What's the point of picking up this guy? Unless he's got game nobody knows about, I thought the Knicks already added their long-term C project with the 7'2 kid they picked up from the Suns.


----------



## Rashidi (Oct 2, 2003)

What's the point of picking up this guy? Easy. Isiah coached him in Indiana.

I've got to hand it to Isiah. He just signed the only player in the league worse than Travis Knight. Guess it pays to be on his favorites list.


----------



## BrandinKnightFan3 (Jan 21, 2004)

I'm sorry but i hate sundov i think he doesnt pound in the lane and get his fair share of boards just not the right kinda of guy for the knicks.


----------



## truth (Jul 16, 2002)

Dolleac is going going gone....


----------



## Rashidi (Oct 2, 2003)

Doleac gone?
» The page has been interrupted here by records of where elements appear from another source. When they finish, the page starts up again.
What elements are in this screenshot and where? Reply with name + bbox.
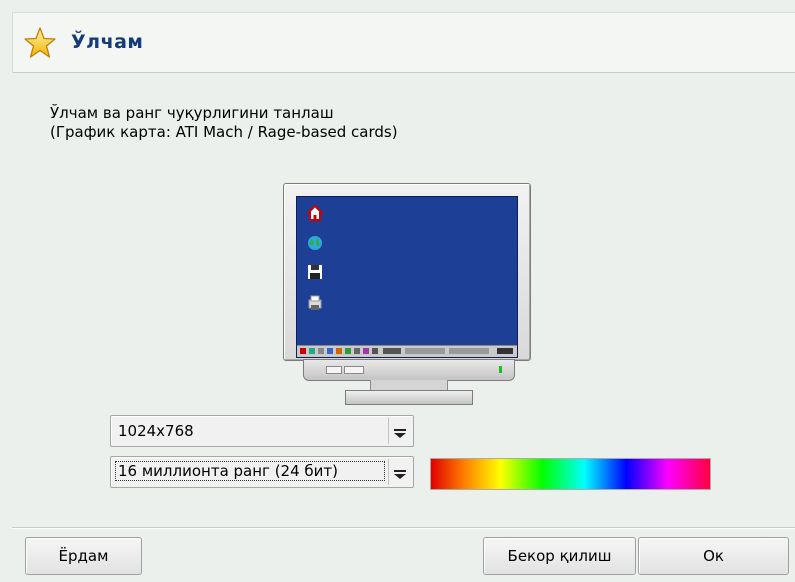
printer-icon [308,295,322,310]
intro-text: Ўлчам ва ранг чуқурлигини танлаш (График… [50,104,398,142]
footer-divider [12,527,795,529]
ok-button[interactable]: Ок [638,537,789,575]
dropdown-arrow-icon[interactable] [388,418,411,444]
monitor-stand [345,390,473,405]
cancel-button[interactable]: Бекор қилиш [483,537,636,575]
color-depth-value: 16 миллионта ранг (24 бит) [115,461,385,481]
floppy-icon [308,265,322,279]
globe-icon [308,236,322,250]
header-divider [13,72,795,73]
resolution-value: 1024x768 [118,422,194,440]
help-button[interactable]: Ёрдам [25,537,142,575]
monitor-bezel [283,183,531,361]
intro-line-2: (График карта: ATI Mach / Rage-based car… [50,123,398,141]
resolution-select[interactable]: 1024x768 [110,415,414,447]
color-depth-select[interactable]: 16 миллионта ранг (24 бит) [110,456,414,488]
color-spectrum-preview [430,458,711,490]
monitor-neck [370,380,448,390]
monitor-base [303,359,515,381]
intro-line-1: Ўлчам ва ранг чуқурлигини танлаш [50,104,334,122]
header-banner: Ўлчам [12,12,795,73]
star-icon [24,27,56,58]
taskbar [297,345,517,357]
home-icon [307,205,323,221]
page-title: Ўлчам [71,31,144,53]
dropdown-arrow-icon[interactable] [388,459,411,485]
monitor-screen [296,196,518,358]
power-led [499,366,502,373]
monitor-preview [283,183,531,406]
And who replaces him? Trybanski and Sundov can't play. Are the Knicks going to go back to Othella Harrington at center?


----------



## DontBeCows (Apr 22, 2003)

Sundov has been in the league for a while and he never got off any team's bench. Does that ring a bell? 
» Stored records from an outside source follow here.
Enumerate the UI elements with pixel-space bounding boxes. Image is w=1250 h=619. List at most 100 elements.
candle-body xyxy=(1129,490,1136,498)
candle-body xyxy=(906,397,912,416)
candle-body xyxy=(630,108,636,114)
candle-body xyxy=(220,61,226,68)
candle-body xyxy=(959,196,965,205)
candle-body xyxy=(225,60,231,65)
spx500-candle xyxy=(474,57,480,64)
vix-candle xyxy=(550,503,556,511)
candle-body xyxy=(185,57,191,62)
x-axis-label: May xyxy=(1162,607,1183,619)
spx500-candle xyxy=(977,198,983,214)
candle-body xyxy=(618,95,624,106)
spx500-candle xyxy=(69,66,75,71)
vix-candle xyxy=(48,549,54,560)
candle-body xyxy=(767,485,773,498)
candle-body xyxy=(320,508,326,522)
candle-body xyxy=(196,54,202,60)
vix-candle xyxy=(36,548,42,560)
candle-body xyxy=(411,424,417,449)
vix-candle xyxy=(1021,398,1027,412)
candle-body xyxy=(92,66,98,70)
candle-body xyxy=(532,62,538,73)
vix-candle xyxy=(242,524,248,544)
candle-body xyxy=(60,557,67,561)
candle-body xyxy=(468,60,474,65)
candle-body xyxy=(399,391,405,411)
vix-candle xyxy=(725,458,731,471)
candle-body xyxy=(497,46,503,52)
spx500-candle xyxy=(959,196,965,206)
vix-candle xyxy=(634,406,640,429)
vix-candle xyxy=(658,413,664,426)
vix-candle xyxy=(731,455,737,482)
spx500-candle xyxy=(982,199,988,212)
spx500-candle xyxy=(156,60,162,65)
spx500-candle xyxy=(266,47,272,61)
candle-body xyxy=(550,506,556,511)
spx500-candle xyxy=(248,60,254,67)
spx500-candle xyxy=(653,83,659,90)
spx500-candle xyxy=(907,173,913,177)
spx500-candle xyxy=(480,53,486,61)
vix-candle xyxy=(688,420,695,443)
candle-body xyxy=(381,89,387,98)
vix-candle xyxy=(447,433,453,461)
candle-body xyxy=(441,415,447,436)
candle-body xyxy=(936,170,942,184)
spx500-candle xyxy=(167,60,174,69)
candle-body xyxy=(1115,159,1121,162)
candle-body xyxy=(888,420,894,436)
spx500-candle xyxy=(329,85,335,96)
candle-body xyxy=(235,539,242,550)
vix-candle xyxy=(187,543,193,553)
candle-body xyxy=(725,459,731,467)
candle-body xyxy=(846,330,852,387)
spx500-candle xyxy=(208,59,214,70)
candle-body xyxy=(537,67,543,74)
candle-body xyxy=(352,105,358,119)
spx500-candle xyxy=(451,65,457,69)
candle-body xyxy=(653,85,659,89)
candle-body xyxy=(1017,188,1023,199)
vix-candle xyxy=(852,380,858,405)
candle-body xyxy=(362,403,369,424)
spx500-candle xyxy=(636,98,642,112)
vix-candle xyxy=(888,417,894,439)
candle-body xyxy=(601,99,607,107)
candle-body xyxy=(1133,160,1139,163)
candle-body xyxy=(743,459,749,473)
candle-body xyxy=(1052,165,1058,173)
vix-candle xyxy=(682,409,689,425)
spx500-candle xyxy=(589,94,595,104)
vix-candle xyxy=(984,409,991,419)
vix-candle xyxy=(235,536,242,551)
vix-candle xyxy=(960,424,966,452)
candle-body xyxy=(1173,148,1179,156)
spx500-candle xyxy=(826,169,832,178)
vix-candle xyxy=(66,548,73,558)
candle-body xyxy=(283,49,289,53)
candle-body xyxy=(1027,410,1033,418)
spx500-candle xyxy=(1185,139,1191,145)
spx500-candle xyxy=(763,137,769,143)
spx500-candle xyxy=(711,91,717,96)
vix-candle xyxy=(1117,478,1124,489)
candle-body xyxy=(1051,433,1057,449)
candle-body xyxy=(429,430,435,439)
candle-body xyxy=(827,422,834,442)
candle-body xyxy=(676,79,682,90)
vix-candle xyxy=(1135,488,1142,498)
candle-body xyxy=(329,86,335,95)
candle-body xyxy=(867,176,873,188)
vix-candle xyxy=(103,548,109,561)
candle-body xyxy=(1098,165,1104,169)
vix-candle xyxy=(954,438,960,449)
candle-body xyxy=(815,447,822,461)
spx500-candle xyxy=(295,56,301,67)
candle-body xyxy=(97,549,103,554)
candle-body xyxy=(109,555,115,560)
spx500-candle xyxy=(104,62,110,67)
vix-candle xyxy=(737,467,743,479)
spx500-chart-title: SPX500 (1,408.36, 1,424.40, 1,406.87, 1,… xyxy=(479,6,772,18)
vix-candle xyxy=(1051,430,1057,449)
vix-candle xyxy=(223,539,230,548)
Teams always drool over mobile big men, and some of them just don't fit in the NBA.


----------



## truth (Jul 16, 2002)

if sundov cant play,which i second,why in the world are we signing him to a 10 day contract...something is brewing


----------



## Rashidi (Oct 2, 2003)

> why in the world are we signing him to a 10 day contract...


Because your GM coached him. Trybanski probably needed a sparring mate.


----------



## truth (Jul 16, 2002)

Rashidi,as much as you may dislike Isiah,I honestly dont think he is a complete idiot.
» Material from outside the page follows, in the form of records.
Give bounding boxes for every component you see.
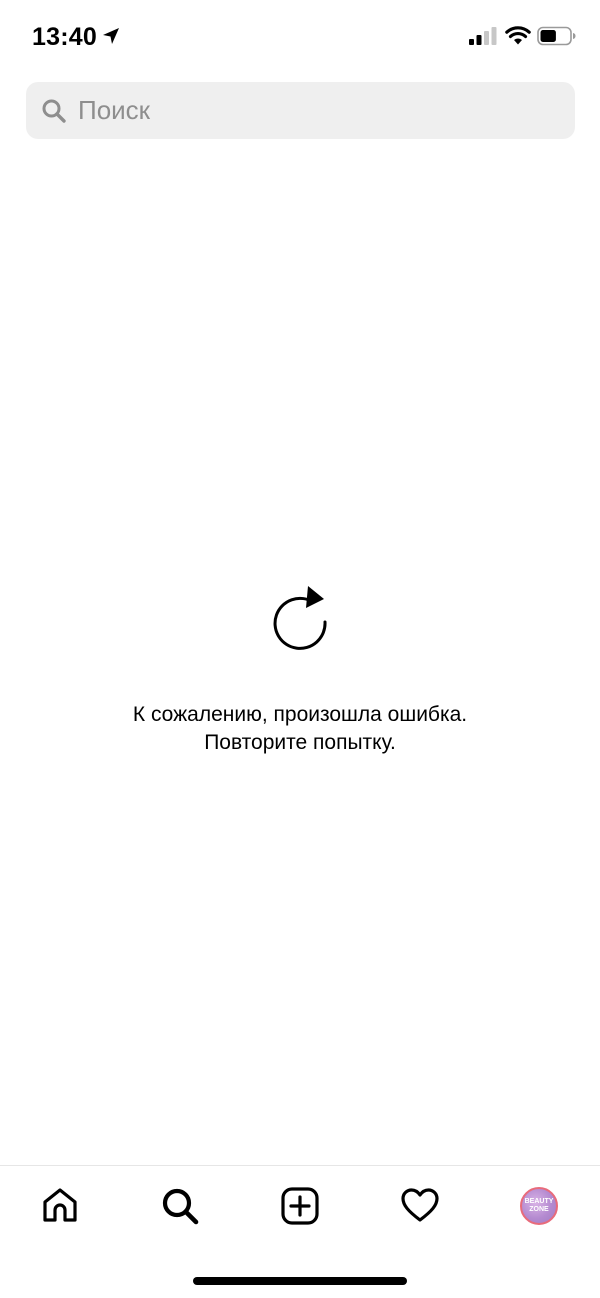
wifi-icon — [505, 26, 531, 45]
error-message-line-1: К сожалению, произошла ошибка. — [132, 703, 468, 726]
error-message: К сожалению, произошла ошибка. Повторите… — [0, 701, 600, 757]
status-bar: 13:40 — [0, 0, 600, 70]
location-arrow-icon — [103, 28, 119, 44]
avatar-text-line-1: BEAUTY — [524, 1198, 554, 1205]
search-icon — [42, 99, 66, 123]
tab-home[interactable] — [38, 1184, 82, 1228]
avatar-text-line-2: ZONE — [529, 1206, 549, 1213]
heart-icon — [401, 1188, 439, 1222]
battery-icon — [537, 26, 576, 46]
search-bar[interactable] — [26, 82, 575, 139]
screen: 13:40 К сожал — [0, 0, 600, 1298]
tab-create[interactable] — [278, 1184, 322, 1228]
tab-activity[interactable] — [398, 1184, 442, 1228]
tab-search[interactable] — [158, 1184, 202, 1228]
home-indicator[interactable] — [193, 1277, 407, 1285]
avatar: BEAUTY ZONE — [520, 1187, 558, 1225]
reload-icon[interactable] — [266, 584, 334, 652]
tab-profile[interactable]: BEAUTY ZONE — [517, 1184, 561, 1228]
search-icon — [162, 1188, 199, 1225]
search-input[interactable] — [78, 82, 548, 139]
plus-square-icon — [281, 1187, 319, 1225]
error-message-line-2: Повторите попытку. — [204, 731, 396, 754]
cellular-signal-icon — [469, 27, 497, 45]
status-time: 13:40 — [32, 23, 97, 51]
home-icon — [43, 1188, 77, 1222]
I think there is a method to his madness...I sincerely doubt he just signs ex players for the sake of it


----------



## Rashidi (Oct 2, 2003)

Maybe he is going to trade Trybanski for Pollard then.


----------



## truth (Jul 16, 2002)

That wouldnt be shocking to me..Do they make the same amount of money??


----------



## rebelsun (Nov 25, 2003)

From what I've seen...Trybanski=Sundov=stinks


----------



## Perennial All Star (Aug 13, 2003)

> Originally posted by <b>RebelSun</b>!
> From what I've seen...Trybanski=Sundov=stinks


Trybanski>Sundov


----------



## Perennial All Star (Aug 13, 2003)

He finally played and got 2 pts and 1 asst in 4 min. He also had 2 fouls which is bad.


----------



## Rashidi (Oct 2, 2003)

Who cares about 2 fouls, garbage time doesn't matter. If we're going to get all hyped about Sundov's overwhelming greatness, then we should note that Sundov had a better game than Frank Williams.


----------